If Fitch Ratings sticks to the guns with which it fired off a warning shot in August – when it said it would reassess the US rating in light of the work done by the so-called Super Committee – then the country could see either a revised rating outlook, possibly to negative, meaning there is a greater than 50/50 chance of a downgrade in the coming 24 months.
The other mainstream rating agencies, Standard & Poor’s and Moody’s, had already confirmed that they would not make any immediate downgrade should the Super Committee (the Joint Select Committee on Deficit Reduction) fail to reach an agreement on how to reduce US debt.
The co-chairs of the committee, representative Jeb Hensarling and senator Patty Murray, said in a joint statement: “After months of hard work and intense deliberations, we have come to the conclusion today that it will not be possible to make any bipartisan agreement available to the public before the committee’s deadline.

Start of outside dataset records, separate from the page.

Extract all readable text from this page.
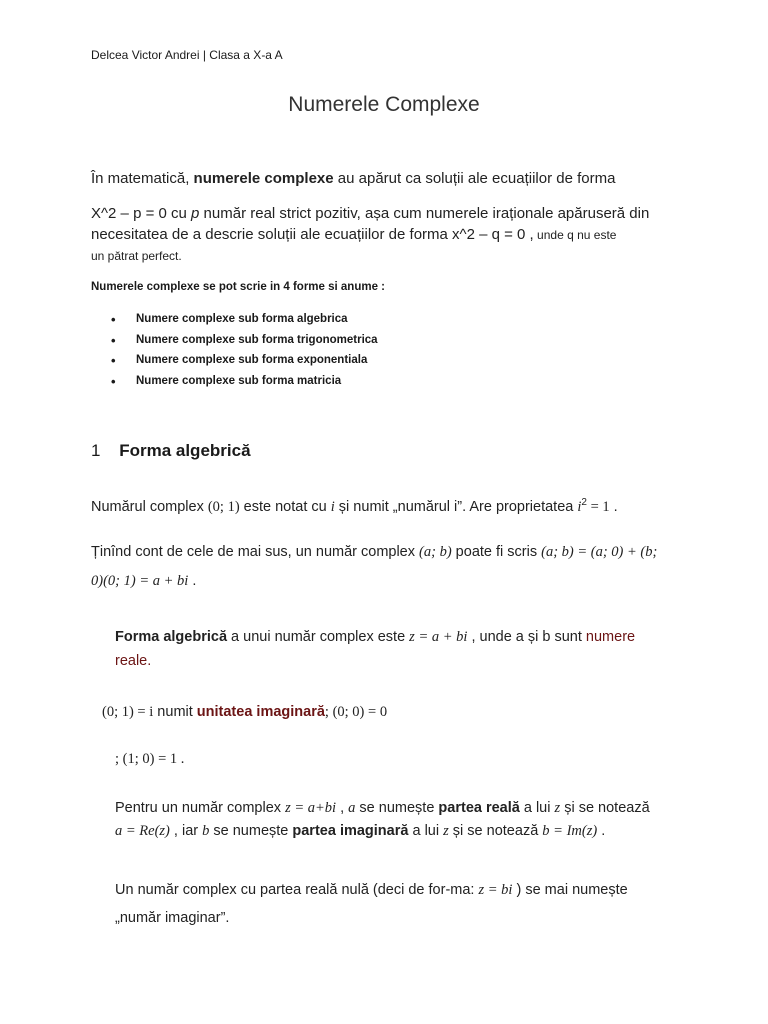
Delcea Victor Andrei | Clasa a X-a A
Numerele Complexe
În matematică, numerele complexe au apărut ca soluții ale ecuațiilor de forma
X^2 – p = 0 cu p număr real strict pozitiv, așa cum numerele iraționale apăruseră din
necesitatea de a descrie soluții ale ecuațiilor de forma x^2 – q = 0 , unde q nu este
un pătrat perfect.
Numerele complexe se pot scrie in 4 forme si anume :
• Numere complexe sub forma algebrica
• Numere complexe sub forma trigonometrica
• Numere complexe sub forma exponentiala
• Numere complexe sub forma matricia
1 Forma algebrică
Numărul complex (0; 1) este notat cu i și numit „numărul i”. Are proprietatea $i^2 = 1$ .
Ținînd cont de cele de mai sus, un număr complex (a; b) poate fi scris (a; b) = (a; 0) + (b;
0)(0; 1) = a + bi .
Forma algebrică a unui număr complex este z = a + bi , unde a și b sunt numere
reale.
(0; 1) = i numit unitatea imaginară; (0; 0) = 0
; (1; 0) = 1 .
Pentru un număr complex z = a+bi , a se numește partea reală a lui z și se notează
a = Re(z) , iar b se numește partea imaginară a lui z și se notează b = Im(z) .
Un număr complex cu partea reală nulă (deci de for-ma: z = bi ) se mai numește
„număr imaginar”.
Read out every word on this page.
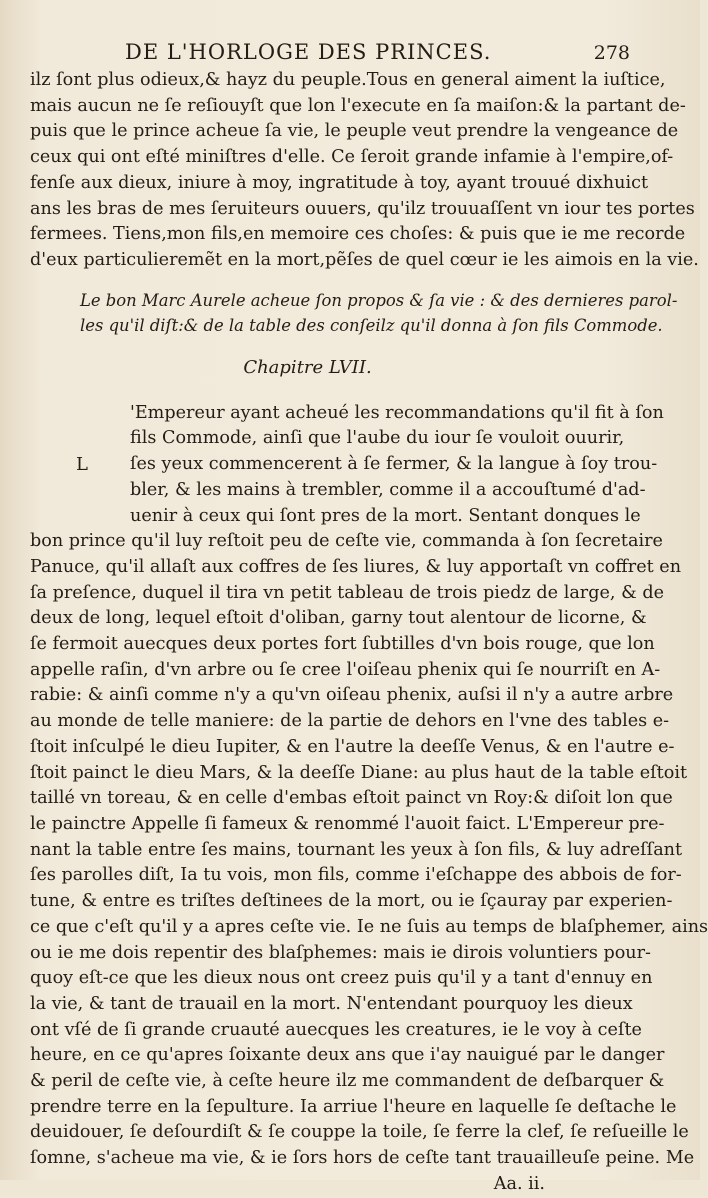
DE L'HORLOGE DES PRINCES.	278
ilz ſont plus odieux,& hayz du peuple.Tous en general aiment la iuſtice,
mais aucun ne ſe reſiouyſt que lon l'execute en ſa maiſon:& la partant de-
puis que le prince acheue ſa vie, le peuple veut prendre la vengeance de
ceux qui ont eſté miniſtres d'elle. Ce ſeroit grande infamie à l'empire,of-
fenſe aux dieux, iniure à moy, ingratitude à toy, ayant trouué dixhuict
ans les bras de mes ſeruiteurs ouuers, qu'ilz trouuaſſent vn iour tes portes
fermees. Tiens,mon fils,en memoire ces choſes: & puis que ie me recorde
d'eux particulieremẽt en la mort,pẽſes de quel cœur ie les aimois en la vie.
Le bon Marc Aurele acheue ſon propos & ſa vie : & des dernieres parol-
les qu'il diſt:& de la table des conſeilz qu'il donna à ſon fils Commode.
Chapitre LVII.
'Empereur ayant acheué les recommandations qu'il fit à ſon
fils Commode, ainſi que l'aube du iour ſe vouloit ouurir,
L ſes yeux commencerent à ſe fermer, & la langue à ſoy trou-
bler, & les mains à trembler, comme il a accouſtumé d'ad-
uenir à ceux qui ſont pres de la mort. Sentant donques le
bon prince qu'il luy reſtoit peu de ceſte vie, commanda à ſon ſecretaire
Panuce, qu'il allaſt aux coffres de ſes liures, & luy apportaſt vn coffret en
ſa preſence, duquel il tira vn petit tableau de trois piedz de large, & de
deux de long, lequel eſtoit d'oliban, garny tout alentour de licorne, &
ſe fermoit auecques deux portes fort ſubtilles d'vn bois rouge, que lon
appelle raſin, d'vn arbre ou ſe cree l'oiſeau phenix qui ſe nourriſt en A-
rabie: & ainſi comme n'y a qu'vn oiſeau phenix, auſsi il n'y a autre arbre
au monde de telle maniere: de la partie de dehors en l'vne des tables e-
ſtoit inſculpé le dieu Iupiter, & en l'autre la deeſſe Venus, & en l'autre e-
ſtoit painct le dieu Mars, & la deeſſe Diane: au plus haut de la table eſtoit
taillé vn toreau, & en celle d'embas eſtoit painct vn Roy:& diſoit lon que
le painctre Appelle ſi fameux & renommé l'auoit faict. L'Empereur pre-
nant la table entre ſes mains, tournant les yeux à ſon fils, & luy adreſſant
ſes parolles diſt, Ia tu vois, mon fils, comme i'eſchappe des abbois de for-
tune, & entre es triſtes deſtinees de la mort, ou ie ſçauray par experien-
ce que c'eſt qu'il y a apres ceſte vie. Ie ne ſuis au temps de blaſphemer, ains
ou ie me dois repentir des blaſphemes: mais ie dirois voluntiers pour-
quoy eſt-ce que les dieux nous ont creez puis qu'il y a tant d'ennuy en
la vie, & tant de trauail en la mort. N'entendant pourquoy les dieux
ont vſé de ſi grande cruauté auecques les creatures, ie le voy à ceſte
heure, en ce qu'apres ſoixante deux ans que i'ay nauigué par le danger
& peril de ceſte vie, à ceſte heure ilz me commandent de deſbarquer &
prendre terre en la ſepulture. Ia arriue l'heure en laquelle ſe deſtache le
deuidouer, ſe deſourdiſt & ſe couppe la toile, ſe ferre la clef, ſe reſueille le
ſomne, s'acheue ma vie, & ie ſors hors de ceſte tant trauailleuſe peine. Me
Aa. ii.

"Despite our inability to bridge the committee’s significant differences, we end this process united in our belief that the nation’s fiscal crisis must be addressed and that we cannot leave it for the next generation to solve. We remain hopeful that Congress can build on this committee’s work and can find a way to tackle this issue in a way that works for the American people and our economy.”
What happens next?
The $1.2trn is less than 10% of the US national debt that now stands at $15trn. The immediate impact of the lack of an agreement is that automatic spending cuts will now be triggered from 2013 along with the possibility of a battle between now and then of what shape this plan will take. Obama’s democrats will veto any change to reverse the cuts that will be spread out over the next ten years.